多模态C4：一个开放的、10亿规模的、与文本交错的图像语料库

Multimodal C4: An Open, Billion-scale Corpus of Images Interleaved With Text

Wanrong Zhu, Jack Hessel, Anas Awadalla, Samir Yitzhak Gadre, Jesse Dodge, Alex Fang, Youngjae Yu, Ludwig Schmidt, William Yang Wang, Yejin Choi

https://twitter.com/ZhuWanrong/status/1648021932410048512

像Flamingo这样的上下文视觉和语言模型支持任意交错的图像和文本序列作为输入。这种格式不仅可以通过交错独立的监督（图像、文本）实例来实现少量的学习，而且还可以实现涉及图像之间互动的更复杂的提示，例如：”图像A和图像B有什么共同点？” 为了支持这个界面，预训练发生在类似于包含交错图像+文本的网络语料库上。
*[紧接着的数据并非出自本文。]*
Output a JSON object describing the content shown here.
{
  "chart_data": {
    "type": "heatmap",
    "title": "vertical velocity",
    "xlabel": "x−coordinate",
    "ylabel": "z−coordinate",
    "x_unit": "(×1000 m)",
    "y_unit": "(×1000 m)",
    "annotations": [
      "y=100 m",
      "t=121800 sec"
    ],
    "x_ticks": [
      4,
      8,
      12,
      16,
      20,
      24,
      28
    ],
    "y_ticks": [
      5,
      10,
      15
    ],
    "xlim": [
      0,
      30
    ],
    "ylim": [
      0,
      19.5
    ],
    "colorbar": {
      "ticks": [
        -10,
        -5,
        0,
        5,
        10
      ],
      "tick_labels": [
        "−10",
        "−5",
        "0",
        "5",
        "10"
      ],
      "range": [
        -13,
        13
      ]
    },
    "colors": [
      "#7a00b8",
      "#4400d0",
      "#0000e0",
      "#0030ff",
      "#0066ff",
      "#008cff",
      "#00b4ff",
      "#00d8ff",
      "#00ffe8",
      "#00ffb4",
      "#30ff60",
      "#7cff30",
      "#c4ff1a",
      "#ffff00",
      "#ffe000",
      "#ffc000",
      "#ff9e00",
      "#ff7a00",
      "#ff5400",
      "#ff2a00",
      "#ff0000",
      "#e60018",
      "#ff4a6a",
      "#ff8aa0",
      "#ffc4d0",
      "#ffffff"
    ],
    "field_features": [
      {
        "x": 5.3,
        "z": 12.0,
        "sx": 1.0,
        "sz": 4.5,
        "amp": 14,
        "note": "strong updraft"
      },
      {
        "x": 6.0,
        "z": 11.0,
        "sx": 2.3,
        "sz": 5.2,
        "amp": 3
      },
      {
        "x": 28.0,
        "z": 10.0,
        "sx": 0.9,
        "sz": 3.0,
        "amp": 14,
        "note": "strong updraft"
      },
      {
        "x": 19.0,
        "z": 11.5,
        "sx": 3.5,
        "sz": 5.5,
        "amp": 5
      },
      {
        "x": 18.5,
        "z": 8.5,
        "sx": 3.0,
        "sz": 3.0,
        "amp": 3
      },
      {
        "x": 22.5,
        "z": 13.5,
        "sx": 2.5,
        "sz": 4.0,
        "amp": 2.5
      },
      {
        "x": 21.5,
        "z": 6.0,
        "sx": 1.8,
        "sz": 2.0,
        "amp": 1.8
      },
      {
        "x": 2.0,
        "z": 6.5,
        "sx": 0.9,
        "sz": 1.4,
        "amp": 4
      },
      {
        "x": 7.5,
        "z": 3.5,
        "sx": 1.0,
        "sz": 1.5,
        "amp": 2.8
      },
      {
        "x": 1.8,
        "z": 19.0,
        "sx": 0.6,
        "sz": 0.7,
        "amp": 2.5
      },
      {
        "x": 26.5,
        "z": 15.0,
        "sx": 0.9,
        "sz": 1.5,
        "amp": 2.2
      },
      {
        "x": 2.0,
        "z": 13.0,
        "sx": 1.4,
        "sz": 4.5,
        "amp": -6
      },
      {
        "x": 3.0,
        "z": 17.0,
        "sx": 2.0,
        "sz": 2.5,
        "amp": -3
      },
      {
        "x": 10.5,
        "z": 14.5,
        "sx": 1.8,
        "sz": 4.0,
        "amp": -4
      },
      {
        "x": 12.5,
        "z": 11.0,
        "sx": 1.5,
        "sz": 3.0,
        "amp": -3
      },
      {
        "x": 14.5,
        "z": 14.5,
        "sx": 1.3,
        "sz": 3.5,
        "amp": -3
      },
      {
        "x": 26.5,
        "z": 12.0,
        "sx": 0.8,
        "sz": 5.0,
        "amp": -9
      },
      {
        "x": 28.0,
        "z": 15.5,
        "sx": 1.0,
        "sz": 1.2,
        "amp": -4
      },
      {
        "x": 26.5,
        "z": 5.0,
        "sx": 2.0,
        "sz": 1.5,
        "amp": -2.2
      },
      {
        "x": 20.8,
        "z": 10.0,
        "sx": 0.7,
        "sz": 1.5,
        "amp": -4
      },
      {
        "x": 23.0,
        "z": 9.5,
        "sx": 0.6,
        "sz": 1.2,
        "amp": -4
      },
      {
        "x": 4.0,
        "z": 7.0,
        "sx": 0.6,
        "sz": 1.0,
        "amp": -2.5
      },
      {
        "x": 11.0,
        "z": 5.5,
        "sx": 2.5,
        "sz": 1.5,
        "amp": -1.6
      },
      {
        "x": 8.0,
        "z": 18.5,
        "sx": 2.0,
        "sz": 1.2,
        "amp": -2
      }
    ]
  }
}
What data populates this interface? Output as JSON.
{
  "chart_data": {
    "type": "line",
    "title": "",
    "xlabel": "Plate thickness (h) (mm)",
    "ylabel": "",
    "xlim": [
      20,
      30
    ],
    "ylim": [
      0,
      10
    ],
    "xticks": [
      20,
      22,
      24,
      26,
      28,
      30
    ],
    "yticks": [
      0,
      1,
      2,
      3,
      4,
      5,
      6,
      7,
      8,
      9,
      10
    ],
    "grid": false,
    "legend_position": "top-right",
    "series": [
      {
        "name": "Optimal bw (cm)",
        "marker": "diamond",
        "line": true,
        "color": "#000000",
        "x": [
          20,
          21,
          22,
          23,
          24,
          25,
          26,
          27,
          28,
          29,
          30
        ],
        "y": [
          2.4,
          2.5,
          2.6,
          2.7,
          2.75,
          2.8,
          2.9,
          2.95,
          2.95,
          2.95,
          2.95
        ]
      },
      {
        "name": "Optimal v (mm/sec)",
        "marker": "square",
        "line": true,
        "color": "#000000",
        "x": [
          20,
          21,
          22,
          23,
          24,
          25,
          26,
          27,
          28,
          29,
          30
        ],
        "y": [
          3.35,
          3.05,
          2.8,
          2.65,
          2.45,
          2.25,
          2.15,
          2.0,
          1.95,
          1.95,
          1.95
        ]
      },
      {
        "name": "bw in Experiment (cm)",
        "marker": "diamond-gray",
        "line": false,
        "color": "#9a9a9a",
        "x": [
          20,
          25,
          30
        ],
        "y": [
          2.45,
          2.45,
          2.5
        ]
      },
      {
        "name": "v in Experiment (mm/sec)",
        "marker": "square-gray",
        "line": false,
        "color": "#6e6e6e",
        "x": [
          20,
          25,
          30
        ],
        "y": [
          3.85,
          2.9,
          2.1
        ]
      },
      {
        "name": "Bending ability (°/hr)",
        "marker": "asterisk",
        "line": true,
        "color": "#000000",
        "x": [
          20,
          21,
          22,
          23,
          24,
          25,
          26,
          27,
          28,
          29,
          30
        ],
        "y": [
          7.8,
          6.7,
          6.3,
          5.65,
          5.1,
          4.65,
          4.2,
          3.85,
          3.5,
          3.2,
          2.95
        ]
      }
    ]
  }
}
然而，到目前为止，这种形式的大规模数据还没有公开提供。我们发布了多模态C4（mmc4），它是对流行的纯文本c4语料库的扩充，其中包含了图像交错。我们使用一种线性赋值算法，利用CLIP的特征将图片放入较长的文本中，我们发现这个过程优于其他方法。

mmc4涵盖了日常话题，如烹饪、旅行、技术等。对随机抽样的文件进行的人工检查显示，绝大多数（90%）的图像都是主题相关的，而且线性赋值经常选择与每张图像特别吻合的个别句子（78%）。在过滤了NSFW图像、广告等之后，语料库包含了1.03亿份文件，其中包含了5.85亿张图像和43B个英语标记交错排列。

Github: https://github.com/allenai/mmc4

Arxiv: https://arxiv.org/abs/2304.06939

ufabet มีเกมให้เลือกเล่นมากมาย: เกมเดิมพันหลากหลาย ครบทุกค่ายดัง

tornado crypto mixer Discover the power of privacy with TornadoCash! Learn how this decentralized mixer ensures your transactions remain confidential.

ดูบอลสด Very well presented. Every quote was awesome and thanks for sharing the content. Keep sharing and keep motivating others.

ดูบอลสด Pretty! This has been a really wonderful post. Many thanks for providing these details.

ดูบอลสด Hi there to all, for the reason that I am genuinely keen of reading this website’s post to be updated on a regular basis. It carries pleasant stuff.

Obrazy Sztuka Nowoczesna Thank you for this wonderful contribution to the topic. Your ability to explain complex ideas simply is admirable.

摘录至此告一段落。